Бюст Томаса Манна. Скульптор — Густав Зайтц
Таковы были мои намерения. Но оказалось, что они неосуществимы. Я не мог бы жить, не мог бы работать, я бы задохся, если бы хоть изредка, как говорят старики, не «изливал душу», если бы время от времени не выражал прямо и недвусмысленно своего отвращения ко всем гнусным речам и гнусным делам, которые наводняли Германию. Не знаю, заслужил я это или нет, но случилось так, что мир связывает мое имя с понятием немецкого духа, который повсюду пользуется любовью и уважением; и в той среде свободных художников, к которой я теперь так хотел примкнуть, тревожно и глухо звучало требование, чтобы именно я поднял голос против грязной фальсификации этого немецкого духа. Трудно было отвергнуть такое требование тому, кто всегда умел выразить себя, объективировать свое чувство в слове, тому, для кого переживание всегда составляло единство с очистительной святыней языка, хранителя национальных традиций.
Велика тайна языка; ответственность за язык и его чистоту носит символический и духовный характер, она имеет не только эстетический, но и общий нравственный смысл, это — ответственность как таковая, человеческая ответственность в чистом виде, и в то же время ответственность за свой народ, за сохранение чистоты его индивидуальных черт перед лицом человечества, и в ней воплощается единство человечности, целостность гуманистической проблемы, которая не позволяет никому — по крайней мере в наши дни — отделять духовно — эстетическое начало от политико — социального и уединяться в аристократическую область чистой «культуры»; это та самая истинная целостность, которая и есть гуманизм и на которую преступно покусился бы тот, кто попытался бы абсолютизировать одну только часть этого человеческого единства — например, политику, государство.
Могли молчать немецкий писатель, которого ответственность за язык приучила к ответственности за общество?

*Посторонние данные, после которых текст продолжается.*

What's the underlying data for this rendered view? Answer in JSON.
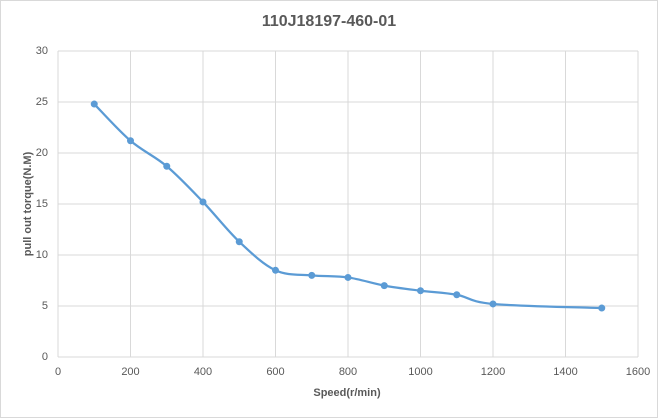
{
  "chart_data": {
    "type": "line",
    "title": "110J18197-460-01",
    "x_label": "Speed(r/min)",
    "y_label": "pull out torque(N.M)",
    "x": [
      100,
      200,
      300,
      400,
      500,
      600,
      700,
      800,
      900,
      1000,
      1100,
      1200,
      1500
    ],
    "series": [
      {
        "name": "pull out torque",
        "color": "#5b9bd5",
        "values": [
          24.8,
          21.2,
          18.7,
          15.2,
          11.3,
          8.5,
          8.0,
          7.8,
          7.0,
          6.5,
          6.1,
          5.2,
          4.8
        ]
      }
    ],
    "xlim": [
      0,
      1600
    ],
    "xticks": [
      0,
      200,
      400,
      600,
      800,
      1000,
      1200,
      1400,
      1600
    ],
    "ylim": [
      0,
      30
    ],
    "yticks": [
      0,
      5,
      10,
      15,
      20,
      25,
      30
    ],
    "grid": true,
    "smooth": true
  }
}
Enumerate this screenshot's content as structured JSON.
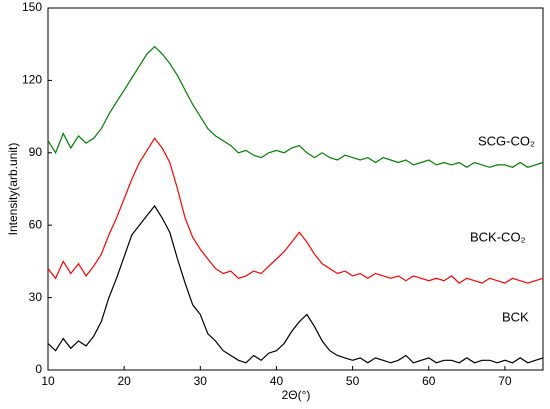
{
  "chart_data": {
    "type": "line",
    "x_label": "2Θ(°)",
    "y_label": "Intensity(arb.unit)",
    "x": [
      10,
      11,
      12,
      13,
      14,
      15,
      16,
      17,
      18,
      19,
      20,
      21,
      22,
      23,
      24,
      25,
      26,
      27,
      28,
      29,
      30,
      31,
      32,
      33,
      34,
      35,
      36,
      37,
      38,
      39,
      40,
      41,
      42,
      43,
      44,
      45,
      46,
      47,
      48,
      49,
      50,
      51,
      52,
      53,
      54,
      55,
      56,
      57,
      58,
      59,
      60,
      61,
      62,
      63,
      64,
      65,
      66,
      67,
      68,
      69,
      70,
      71,
      72,
      73,
      74,
      75
    ],
    "series": [
      {
        "name": "SCG-CO₂",
        "color": "#008000",
        "values": [
          95,
          90,
          98,
          92,
          97,
          94,
          96,
          100,
          106,
          111,
          116,
          121,
          126,
          131,
          134,
          131,
          127,
          122,
          116,
          110,
          105,
          100,
          97,
          95,
          93,
          90,
          91,
          89,
          88,
          90,
          91,
          90,
          92,
          93,
          90,
          88,
          90,
          88,
          87,
          89,
          88,
          87,
          88,
          86,
          88,
          87,
          86,
          87,
          85,
          86,
          87,
          85,
          86,
          85,
          86,
          84,
          86,
          85,
          84,
          85,
          85,
          84,
          86,
          84,
          85,
          86
        ]
      },
      {
        "name": "BCK-CO₂",
        "color": "#ff0000",
        "values": [
          42,
          38,
          45,
          40,
          44,
          39,
          43,
          48,
          56,
          63,
          71,
          79,
          86,
          91,
          96,
          92,
          86,
          75,
          63,
          55,
          50,
          46,
          42,
          40,
          41,
          38,
          39,
          41,
          40,
          43,
          46,
          49,
          53,
          57,
          53,
          48,
          44,
          42,
          40,
          41,
          39,
          40,
          38,
          40,
          39,
          38,
          39,
          37,
          39,
          38,
          37,
          38,
          37,
          39,
          36,
          38,
          37,
          36,
          38,
          37,
          36,
          38,
          37,
          36,
          37,
          38
        ]
      },
      {
        "name": "BCK",
        "color": "#000000",
        "values": [
          11,
          8,
          13,
          9,
          12,
          10,
          14,
          20,
          30,
          38,
          47,
          56,
          60,
          64,
          68,
          63,
          57,
          46,
          36,
          27,
          23,
          15,
          12,
          8,
          6,
          4,
          3,
          6,
          4,
          7,
          8,
          11,
          16,
          20,
          23,
          18,
          12,
          8,
          6,
          5,
          4,
          5,
          3,
          5,
          4,
          3,
          4,
          6,
          3,
          4,
          5,
          3,
          4,
          4,
          3,
          5,
          3,
          4,
          4,
          3,
          4,
          3,
          5,
          3,
          4,
          5
        ]
      }
    ],
    "xlim": [
      10,
      75
    ],
    "xticks": [
      10,
      20,
      30,
      40,
      50,
      60,
      70
    ],
    "ylim": [
      0,
      150
    ],
    "yticks": [
      0,
      30,
      60,
      90,
      120,
      150
    ]
  }
}
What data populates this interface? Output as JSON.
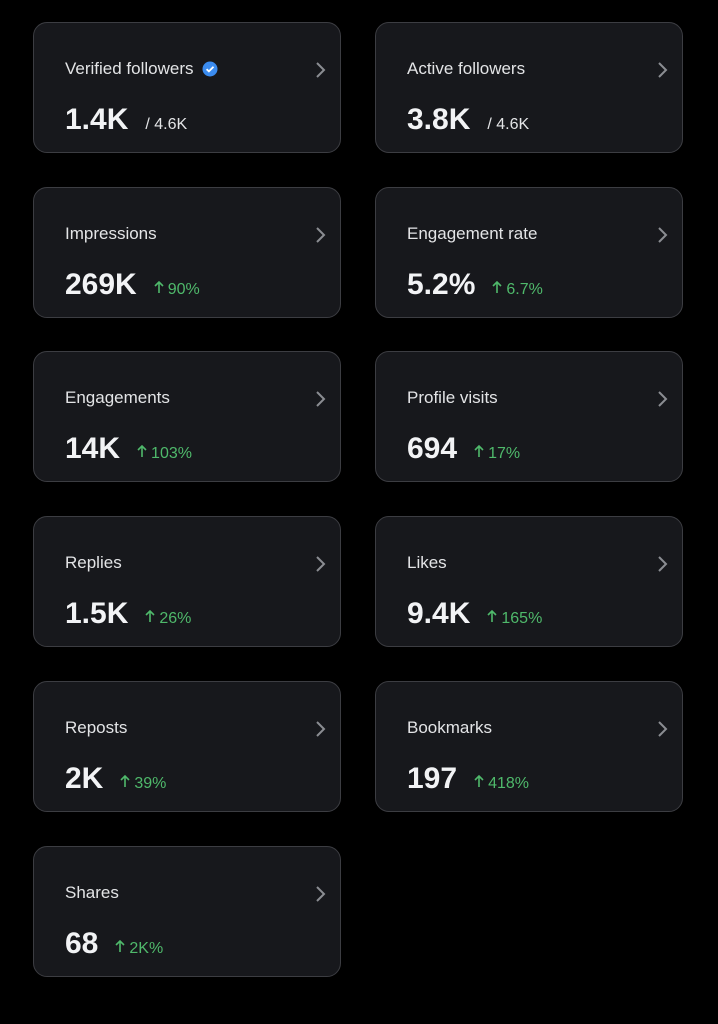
{
  "cards": [
    {
      "label": "Verified followers",
      "value": "1.4K",
      "total": "/ 4.6K",
      "verified": true
    },
    {
      "label": "Active followers",
      "value": "3.8K",
      "total": "/ 4.6K"
    },
    {
      "label": "Impressions",
      "value": "269K",
      "change": "90%"
    },
    {
      "label": "Engagement rate",
      "value": "5.2%",
      "change": "6.7%"
    },
    {
      "label": "Engagements",
      "value": "14K",
      "change": "103%"
    },
    {
      "label": "Profile visits",
      "value": "694",
      "change": "17%"
    },
    {
      "label": "Replies",
      "value": "1.5K",
      "change": "26%"
    },
    {
      "label": "Likes",
      "value": "9.4K",
      "change": "165%"
    },
    {
      "label": "Reposts",
      "value": "2K",
      "change": "39%"
    },
    {
      "label": "Bookmarks",
      "value": "197",
      "change": "418%"
    },
    {
      "label": "Shares",
      "value": "68",
      "change": "2K%"
    }
  ]
}
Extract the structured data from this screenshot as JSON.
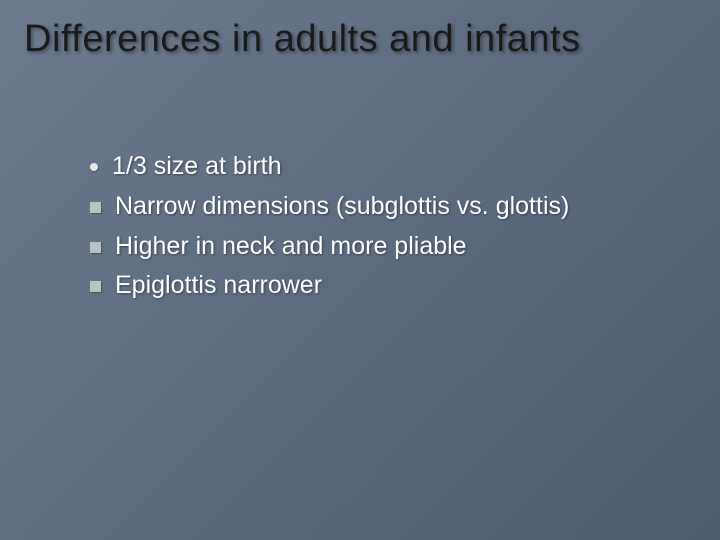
{
  "slide": {
    "title": "Differences in adults and infants",
    "title_color": "#1a1a1a",
    "title_fontsize": 38,
    "background_gradient": [
      "#6b7a8f",
      "#5f6e82",
      "#56657a",
      "#4d5c71"
    ],
    "text_color": "#ffffff",
    "body_fontsize": 25,
    "bullet_disc_color": "#e8e8e8",
    "bullet_square_color": "#b9c3c2",
    "items": [
      {
        "bullet": "disc",
        "text": "1/3 size at birth"
      },
      {
        "bullet": "square",
        "text": "Narrow dimensions (subglottis vs. glottis)"
      },
      {
        "bullet": "square",
        "text": "Higher in neck and more pliable"
      },
      {
        "bullet": "square",
        "text": "Epiglottis narrower"
      }
    ]
  }
}
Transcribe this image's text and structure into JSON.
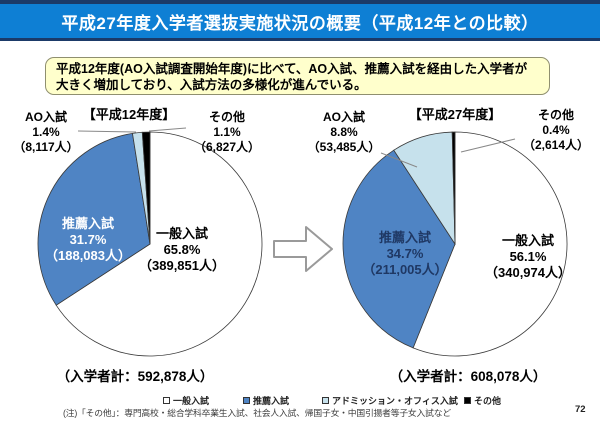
{
  "title": "平成27年度入学者選抜実施状況の概要（平成12年との比較）",
  "summary": {
    "line1": "平成12年度(AO入試調査開始年度)に比べて、AO入試、推薦入試を経由した入学者が",
    "line2": "大きく増加しており、入試方法の多様化が進んでいる。"
  },
  "chart_data": [
    {
      "type": "pie",
      "title": "【平成12年度】",
      "start_angle_deg": 0,
      "direction": "clockwise",
      "total": 592878,
      "total_label": "（入学者計：592,878人）",
      "slices": [
        {
          "label": "一般入試",
          "pct": 65.8,
          "pct_label": "65.8%",
          "count": 389851,
          "count_label": "（389,851人）",
          "color": "#ffffff"
        },
        {
          "label": "推薦入試",
          "pct": 31.7,
          "pct_label": "31.7%",
          "count": 188083,
          "count_label": "（188,083人）",
          "color": "#4f84c4"
        },
        {
          "label": "AO入試",
          "pct": 1.4,
          "pct_label": "1.4%",
          "count": 8117,
          "count_label": "（8,117人）",
          "color": "#c6e1ec"
        },
        {
          "label": "その他",
          "pct": 1.1,
          "pct_label": "1.1%",
          "count": 6827,
          "count_label": "（6,827人）",
          "color": "#000000"
        }
      ]
    },
    {
      "type": "pie",
      "title": "【平成27年度】",
      "start_angle_deg": 0,
      "direction": "clockwise",
      "total": 608078,
      "total_label": "（入学者計：608,078人）",
      "slices": [
        {
          "label": "一般入試",
          "pct": 56.1,
          "pct_label": "56.1%",
          "count": 340974,
          "count_label": "（340,974人）",
          "color": "#ffffff"
        },
        {
          "label": "推薦入試",
          "pct": 34.7,
          "pct_label": "34.7%",
          "count": 211005,
          "count_label": "（211,005人）",
          "color": "#4f84c4"
        },
        {
          "label": "AO入試",
          "pct": 8.8,
          "pct_label": "8.8%",
          "count": 53485,
          "count_label": "（53,485人）",
          "color": "#c6e1ec"
        },
        {
          "label": "その他",
          "pct": 0.4,
          "pct_label": "0.4%",
          "count": 2614,
          "count_label": "（2,614人）",
          "color": "#000000"
        }
      ]
    }
  ],
  "legend": {
    "items": [
      {
        "label": "一般入試",
        "color": "#ffffff"
      },
      {
        "label": "推薦入試",
        "color": "#4f84c4"
      },
      {
        "label": "アドミッション・オフィス入試",
        "color": "#c6e1ec"
      },
      {
        "label": "その他",
        "color": "#000000"
      }
    ]
  },
  "note": "(注)「その他」：専門高校・総合学科卒業生入試、社会人入試、帰国子女・中国引揚者等子女入試など",
  "page_number": "72",
  "colors": {
    "title_bar": "#0e7fd4",
    "title_edge": "#1b3a68",
    "summary_bg": "#ffffcc",
    "blue_slice": "#4f84c4",
    "light_blue_slice": "#c6e1ec",
    "other_slice": "#000000"
  }
}
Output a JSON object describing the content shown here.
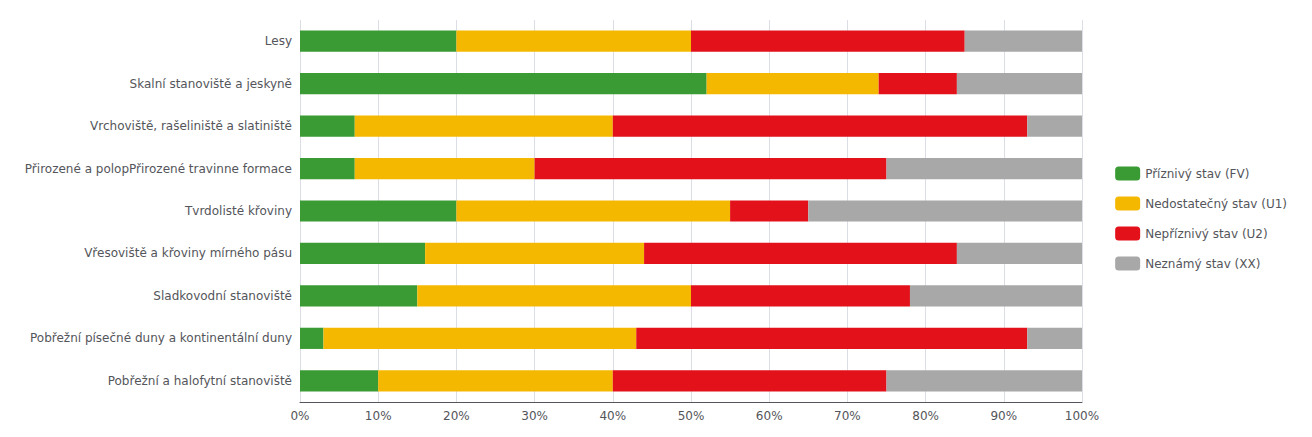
{
  "chart_data": {
    "type": "bar",
    "orientation": "horizontal",
    "stacked": true,
    "categories": [
      "Lesy",
      "Skalní stanoviště a jeskyně",
      "Vrchoviště, rašeliniště a slatiniště",
      "Přirozené a polopPřirozené travinne formace",
      "Tvrdolisté křoviny",
      "Vřesoviště a křoviny mírného pásu",
      "Sladkovodní stanoviště",
      "Pobřežní písečné duny a kontinentální duny",
      "Pobřežní a halofytní stanoviště"
    ],
    "series": [
      {
        "name": "Příznivý stav (FV)",
        "color": "#3a9b35",
        "values": [
          20,
          52,
          7,
          7,
          20,
          16,
          15,
          3,
          10
        ]
      },
      {
        "name": "Nedostatečný stav (U1)",
        "color": "#f5b800",
        "values": [
          30,
          22,
          33,
          23,
          35,
          28,
          35,
          40,
          30
        ]
      },
      {
        "name": "Nepříznivý stav (U2)",
        "color": "#e2111a",
        "values": [
          35,
          10,
          53,
          45,
          10,
          40,
          28,
          50,
          35
        ]
      },
      {
        "name": "Neznámý stav (XX)",
        "color": "#a8a8a8",
        "values": [
          15,
          16,
          7,
          25,
          35,
          16,
          22,
          7,
          25
        ]
      }
    ],
    "xlim": [
      0,
      100
    ],
    "xticks": [
      {
        "value": 0,
        "label": "0%"
      },
      {
        "value": 10,
        "label": "10%"
      },
      {
        "value": 20,
        "label": "20%"
      },
      {
        "value": 30,
        "label": "30%"
      },
      {
        "value": 40,
        "label": "40%"
      },
      {
        "value": 50,
        "label": "50%"
      },
      {
        "value": 60,
        "label": "60%"
      },
      {
        "value": 70,
        "label": "70%"
      },
      {
        "value": 80,
        "label": "80%"
      },
      {
        "value": 90,
        "label": "90%"
      },
      {
        "value": 100,
        "label": "100%"
      }
    ],
    "grid": true,
    "legend": "right"
  }
}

Мог ли молчать немец, патриотизм которого (может быть, по наивности) связан с верой в необычайную этическую важность всего того, что происходит в Германии? Мог ли он хранить полное безмолвие, видя непоправимое зло, которое в моей стране изо дня в день причиняли и продолжают причинять телам, душам и умам людей, праву и истине, людям и человеку? Видя грозную опасность, которую несет Европе этот человеконенавистнический режим, коснеющий в невежестве, ничего не понимающий в требованиях истории? Нет, молчать было невозможно. И тогда я, вопреки своей программе, позволил себе такие высказывания, такие недвусмысленные действия, которые и повлекли за собой нелепый, постыдный акт лишения меня национального гражданства.